Many people in the class seem to be sacrificing something.  A woman who I believe is a chamber maid in Paris is a dentist in her home country.  A man who usually is a professor is working at a bar.  I’ve given up being a psychologist and now am winging it as an author, with several years of savings funding me.  Sitting in the class encourages me to have compassion for those learning the language in my homeland.  Oftentimes we are too lazy to be with the struggle of pushing ourselves out of the comfort zones of our natives tongues and into the world of new ways to pronounce letters and words.

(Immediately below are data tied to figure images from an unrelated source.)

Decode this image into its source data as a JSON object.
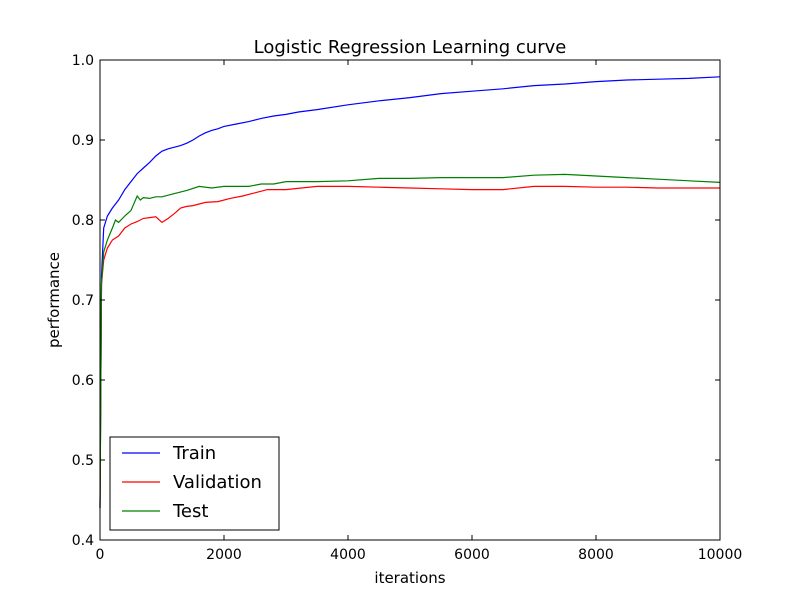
{
  "chart_data": {
    "type": "line",
    "title": "Logistic Regression Learning curve",
    "xlabel": "iterations",
    "ylabel": "performance",
    "xlim": [
      0,
      10000
    ],
    "ylim": [
      0.4,
      1.0
    ],
    "x_ticks": [
      "0",
      "2000",
      "4000",
      "6000",
      "8000",
      "10000"
    ],
    "y_ticks": [
      "0.4",
      "0.5",
      "0.6",
      "0.7",
      "0.8",
      "0.9",
      "1.0"
    ],
    "grid": false,
    "legend_position": "bottom-left",
    "series": [
      {
        "name": "Train",
        "color": "#0000ff",
        "points": [
          [
            0,
            0.44
          ],
          [
            25,
            0.73
          ],
          [
            60,
            0.79
          ],
          [
            120,
            0.805
          ],
          [
            200,
            0.815
          ],
          [
            300,
            0.825
          ],
          [
            400,
            0.838
          ],
          [
            500,
            0.848
          ],
          [
            600,
            0.858
          ],
          [
            700,
            0.865
          ],
          [
            800,
            0.872
          ],
          [
            900,
            0.88
          ],
          [
            1000,
            0.886
          ],
          [
            1100,
            0.889
          ],
          [
            1200,
            0.891
          ],
          [
            1300,
            0.893
          ],
          [
            1400,
            0.896
          ],
          [
            1500,
            0.9
          ],
          [
            1600,
            0.905
          ],
          [
            1700,
            0.909
          ],
          [
            1800,
            0.912
          ],
          [
            1900,
            0.914
          ],
          [
            2000,
            0.917
          ],
          [
            2200,
            0.92
          ],
          [
            2400,
            0.923
          ],
          [
            2600,
            0.927
          ],
          [
            2800,
            0.93
          ],
          [
            3000,
            0.932
          ],
          [
            3200,
            0.935
          ],
          [
            3500,
            0.938
          ],
          [
            4000,
            0.944
          ],
          [
            4500,
            0.949
          ],
          [
            5000,
            0.953
          ],
          [
            5500,
            0.958
          ],
          [
            6000,
            0.961
          ],
          [
            6500,
            0.964
          ],
          [
            7000,
            0.968
          ],
          [
            7500,
            0.97
          ],
          [
            8000,
            0.973
          ],
          [
            8500,
            0.975
          ],
          [
            9000,
            0.976
          ],
          [
            9500,
            0.977
          ],
          [
            10000,
            0.979
          ]
        ]
      },
      {
        "name": "Validation",
        "color": "#ff0000",
        "points": [
          [
            0,
            0.44
          ],
          [
            25,
            0.72
          ],
          [
            60,
            0.75
          ],
          [
            120,
            0.765
          ],
          [
            200,
            0.775
          ],
          [
            300,
            0.78
          ],
          [
            400,
            0.79
          ],
          [
            500,
            0.795
          ],
          [
            600,
            0.798
          ],
          [
            700,
            0.802
          ],
          [
            800,
            0.803
          ],
          [
            900,
            0.804
          ],
          [
            1000,
            0.797
          ],
          [
            1100,
            0.802
          ],
          [
            1200,
            0.808
          ],
          [
            1300,
            0.815
          ],
          [
            1400,
            0.817
          ],
          [
            1500,
            0.818
          ],
          [
            1700,
            0.822
          ],
          [
            1900,
            0.823
          ],
          [
            2100,
            0.827
          ],
          [
            2300,
            0.83
          ],
          [
            2500,
            0.834
          ],
          [
            2700,
            0.838
          ],
          [
            3000,
            0.838
          ],
          [
            3500,
            0.842
          ],
          [
            4000,
            0.842
          ],
          [
            4500,
            0.841
          ],
          [
            5000,
            0.84
          ],
          [
            5500,
            0.839
          ],
          [
            6000,
            0.838
          ],
          [
            6500,
            0.838
          ],
          [
            7000,
            0.842
          ],
          [
            7500,
            0.842
          ],
          [
            8000,
            0.841
          ],
          [
            8500,
            0.841
          ],
          [
            9000,
            0.84
          ],
          [
            10000,
            0.84
          ]
        ]
      },
      {
        "name": "Test",
        "color": "#008000",
        "points": [
          [
            0,
            0.44
          ],
          [
            25,
            0.72
          ],
          [
            60,
            0.76
          ],
          [
            120,
            0.775
          ],
          [
            200,
            0.79
          ],
          [
            250,
            0.8
          ],
          [
            300,
            0.797
          ],
          [
            400,
            0.805
          ],
          [
            500,
            0.812
          ],
          [
            600,
            0.83
          ],
          [
            650,
            0.825
          ],
          [
            700,
            0.828
          ],
          [
            800,
            0.827
          ],
          [
            900,
            0.829
          ],
          [
            1000,
            0.829
          ],
          [
            1200,
            0.833
          ],
          [
            1400,
            0.837
          ],
          [
            1600,
            0.842
          ],
          [
            1800,
            0.84
          ],
          [
            2000,
            0.842
          ],
          [
            2400,
            0.842
          ],
          [
            2600,
            0.845
          ],
          [
            2800,
            0.845
          ],
          [
            3000,
            0.848
          ],
          [
            3500,
            0.848
          ],
          [
            4000,
            0.849
          ],
          [
            4500,
            0.852
          ],
          [
            5000,
            0.852
          ],
          [
            5500,
            0.853
          ],
          [
            6000,
            0.853
          ],
          [
            6500,
            0.853
          ],
          [
            7000,
            0.856
          ],
          [
            7500,
            0.857
          ],
          [
            8000,
            0.855
          ],
          [
            8500,
            0.853
          ],
          [
            9000,
            0.851
          ],
          [
            9500,
            0.849
          ],
          [
            10000,
            0.847
          ]
        ]
      }
    ]
  }
}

I’m reminded of several lines from David Sedaris’ book about this experience:

“My only comfort was the knowledge that I was not alone. Huddled in the smoky hallways and making the most of our pathetic French, my fellow students and I engaged in the sort of conversation commonly overheard in refugee camps.

“Sometimes me cry alone at night.”

“That is common for me also, but be more strong, you. Much work, and someday you talk pretty. People stop hate you soon. Maybe tomorrow, okay?”

I know that me talk pretty one day too. 

En francais : moi aussi parle joli un jour

Week of Faux Pas

As I complete my second week of being a Parisian, it’s been a week of faux pas.

A friend of a friend took me to a typical French restaurant today.  On the menu was heavy French cuisine such as escargot, foie gras, and rabbit. I opted for a croque monsieur served with truffles.  It was delicious and I paired it with a glass of local red wine.  We opted for a café afterwards.  He had an espresso, I wanted a cappuccino and asked the waitress if they had soy milk.  She looked at me confused, and I said a regular cappuccino is fine.  My new friend began to laugh at me, saying “they serve rabbit here, I don’t think they will have soy milk.”

And this is just one example of learning the culture here.

Earlier in the week, I popped into a small grocery store.  I had several items in my hand, and placed them down.  The clerk asked in French for “sac” =a bag.  I said “no” I didn’t need one, and pointed to my bag.  I didn’t speak French, she didn’t speak English.   She then said a word I recognized “regarder”, which means “to look,” and asked to see inside my bag. I had two items purchased from a previous store. Then she tried to scan it. Since I don’t know French, I said in English. “No! I bought that from another store.  No!” She didn’t understand me.  And the items didn’t seem to scan.  Then she looked in my other bag with my laptop and purse. I believe she thought I may be stealing. Then she said simply “desolee”, which means sorry.  I was embarrassed and stunned.  *Tip: keep all receipts or only shop at one market at a time.

The most interesting faux pas occurred in my home.  I was making cous cous, purchased from the market above.  Yet, when I began to turn on the kettle, I saw it was broken.  This is probably because my kitchen is so small, and I have to put the kettle away every time for counter space.  It simply fell apart.  As I tried to put the kettle together, I electrocuted myself.  Maybe I am not meant to cook in tiny spaces.

The evening ended today, with my new French friend sending me several store suggestions of where I can most likely find gluten free bread and pasta, but left me with a warning: “Don’t eat too healthy, you’re French now.”

C’est la vie.

I am slowly am beginning my welcome to France.